Organizing for Success: A Democratic Party Plan for Potter and Randall Counties…

By September 19, 2017News

In a conversation with a gentleman over breakfast who will announce his candidacy in the future, I garnered some remarkably pragmatic points that should be included in any plan for the parties in our two counties.

—  The impact of the city/county work is more important than the national focus on Presidential or Texas governmental elections.  We must start at the bottom (at the grassroots) to build a base who firmly believes in the Democratic Party objectives. To do this, we first need good candidates.  Then we need a structure of precinct chairs who are willing to organize block captains in their neighborhoods.   The block captains can help register, educate, and motivate the voters that live close to them.

—  Everyone who wishes to promote the grass roots endeavors (County Chairs, Precinct Chairs, or TDP members, or just a voter) needs to set goals for their organizing.  The goals need to be attainable and yet inspiring.  They can be as simple as “knocking on all the doors on my block and one block surrounding it”, or they can be of the sort that will be precinct wide as in “raising the voter turnout in my precinct by 3%”.  There are many ways to set goals and each person must make his/her own version.

— We need to get started early.  When we start early, we can identify the voters that will be receptive to what we as a political party want to do.  When we make lists during the canvassing stage, those lists can be used in the future for follow up visits and for GOTV (Get Out The Vote) contact.

— The primary objective for the organizing is to register voters, educate, and motivate.  With a structure in place this is an easy task.  The lists created in canvassing are the tool to use.  When canvassing in the Barrio, I encountered at least one house on every block that had an unregistered voter.  When you register those voters, they will likely lean toward becoming Democratic Party voters.
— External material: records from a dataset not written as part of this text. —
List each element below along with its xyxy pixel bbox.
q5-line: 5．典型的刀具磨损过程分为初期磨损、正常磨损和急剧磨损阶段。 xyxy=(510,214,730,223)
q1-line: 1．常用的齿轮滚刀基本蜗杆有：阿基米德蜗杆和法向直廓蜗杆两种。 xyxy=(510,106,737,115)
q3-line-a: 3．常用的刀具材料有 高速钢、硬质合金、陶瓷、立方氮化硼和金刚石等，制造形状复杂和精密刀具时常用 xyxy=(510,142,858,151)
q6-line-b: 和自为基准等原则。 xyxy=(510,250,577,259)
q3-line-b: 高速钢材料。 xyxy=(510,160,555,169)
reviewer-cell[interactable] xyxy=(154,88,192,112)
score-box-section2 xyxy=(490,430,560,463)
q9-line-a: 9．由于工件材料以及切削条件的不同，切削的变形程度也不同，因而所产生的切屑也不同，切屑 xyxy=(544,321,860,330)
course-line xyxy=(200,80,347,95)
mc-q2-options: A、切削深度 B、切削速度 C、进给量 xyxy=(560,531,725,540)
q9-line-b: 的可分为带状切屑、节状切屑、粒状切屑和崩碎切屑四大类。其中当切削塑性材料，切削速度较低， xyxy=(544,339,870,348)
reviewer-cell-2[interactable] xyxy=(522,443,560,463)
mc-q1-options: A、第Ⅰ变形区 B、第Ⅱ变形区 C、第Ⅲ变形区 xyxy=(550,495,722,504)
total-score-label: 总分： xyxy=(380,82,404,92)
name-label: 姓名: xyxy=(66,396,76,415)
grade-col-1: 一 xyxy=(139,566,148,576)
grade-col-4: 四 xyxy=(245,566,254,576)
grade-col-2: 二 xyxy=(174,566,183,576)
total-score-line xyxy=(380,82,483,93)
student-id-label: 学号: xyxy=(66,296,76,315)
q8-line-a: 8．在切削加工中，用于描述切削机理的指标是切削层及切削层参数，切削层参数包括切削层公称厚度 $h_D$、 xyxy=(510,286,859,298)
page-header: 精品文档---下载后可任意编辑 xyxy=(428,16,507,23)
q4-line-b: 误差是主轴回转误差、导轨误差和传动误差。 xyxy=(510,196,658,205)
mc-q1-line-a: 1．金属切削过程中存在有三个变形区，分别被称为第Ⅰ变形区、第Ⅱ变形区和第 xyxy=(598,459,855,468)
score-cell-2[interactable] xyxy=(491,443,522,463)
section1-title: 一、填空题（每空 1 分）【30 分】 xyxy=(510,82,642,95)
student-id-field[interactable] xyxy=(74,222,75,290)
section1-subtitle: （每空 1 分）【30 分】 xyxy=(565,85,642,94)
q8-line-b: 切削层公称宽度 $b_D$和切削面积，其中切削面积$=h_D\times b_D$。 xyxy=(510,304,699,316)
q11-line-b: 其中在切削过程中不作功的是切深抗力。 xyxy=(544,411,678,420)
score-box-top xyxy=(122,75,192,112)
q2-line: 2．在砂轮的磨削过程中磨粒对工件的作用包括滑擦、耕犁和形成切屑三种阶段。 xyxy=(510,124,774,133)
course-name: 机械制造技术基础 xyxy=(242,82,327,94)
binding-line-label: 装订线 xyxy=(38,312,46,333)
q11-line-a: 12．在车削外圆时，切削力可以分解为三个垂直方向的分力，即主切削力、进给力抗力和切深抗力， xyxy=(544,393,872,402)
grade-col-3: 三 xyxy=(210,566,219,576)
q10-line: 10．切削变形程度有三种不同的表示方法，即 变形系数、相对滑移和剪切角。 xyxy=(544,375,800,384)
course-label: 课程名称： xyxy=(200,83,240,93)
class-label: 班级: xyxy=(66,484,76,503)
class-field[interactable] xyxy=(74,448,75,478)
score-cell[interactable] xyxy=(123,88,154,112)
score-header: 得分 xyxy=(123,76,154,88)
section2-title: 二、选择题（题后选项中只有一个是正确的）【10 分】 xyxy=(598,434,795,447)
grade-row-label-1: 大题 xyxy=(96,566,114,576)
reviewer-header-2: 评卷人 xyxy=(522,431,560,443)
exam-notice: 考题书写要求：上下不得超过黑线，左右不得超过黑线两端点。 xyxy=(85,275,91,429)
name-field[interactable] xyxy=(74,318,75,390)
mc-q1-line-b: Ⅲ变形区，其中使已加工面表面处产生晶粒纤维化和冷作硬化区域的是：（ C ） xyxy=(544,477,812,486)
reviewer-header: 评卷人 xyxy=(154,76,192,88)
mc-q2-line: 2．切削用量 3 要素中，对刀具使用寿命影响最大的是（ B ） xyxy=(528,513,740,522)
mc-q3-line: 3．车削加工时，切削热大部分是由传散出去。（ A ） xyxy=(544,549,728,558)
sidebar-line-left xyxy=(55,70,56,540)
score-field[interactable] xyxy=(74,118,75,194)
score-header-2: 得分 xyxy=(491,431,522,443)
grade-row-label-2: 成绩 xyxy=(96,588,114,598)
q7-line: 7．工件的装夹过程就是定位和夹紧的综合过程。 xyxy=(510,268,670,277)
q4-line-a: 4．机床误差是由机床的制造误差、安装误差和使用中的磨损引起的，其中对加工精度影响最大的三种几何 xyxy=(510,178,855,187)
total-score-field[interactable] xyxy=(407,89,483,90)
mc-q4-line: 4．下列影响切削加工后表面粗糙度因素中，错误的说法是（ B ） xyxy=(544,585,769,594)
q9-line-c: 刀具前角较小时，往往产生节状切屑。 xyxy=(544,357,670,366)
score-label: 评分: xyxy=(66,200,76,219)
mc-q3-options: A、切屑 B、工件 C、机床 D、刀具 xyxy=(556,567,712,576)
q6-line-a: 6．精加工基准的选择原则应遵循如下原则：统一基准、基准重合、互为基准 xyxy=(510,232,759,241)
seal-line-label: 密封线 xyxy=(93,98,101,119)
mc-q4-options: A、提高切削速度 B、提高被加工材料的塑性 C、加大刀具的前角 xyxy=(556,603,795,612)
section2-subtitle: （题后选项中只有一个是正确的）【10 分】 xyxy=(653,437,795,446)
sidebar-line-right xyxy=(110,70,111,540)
— Organizing at the college age level is of paramount importance.  “Millenium” age voters have different issues in their lives than baby boomers, of course.  Young people need to have a reason to go to the polls so they can affect the future of education of their own and for their children.  They face an economy that has a disappearing middle class.  The environment is not nearly as protected as it should be for future generations.  These are just a small part of what the younger voter can influence.  We, as grass roots workers, should try to motivate and leave the persuasion to the candidate.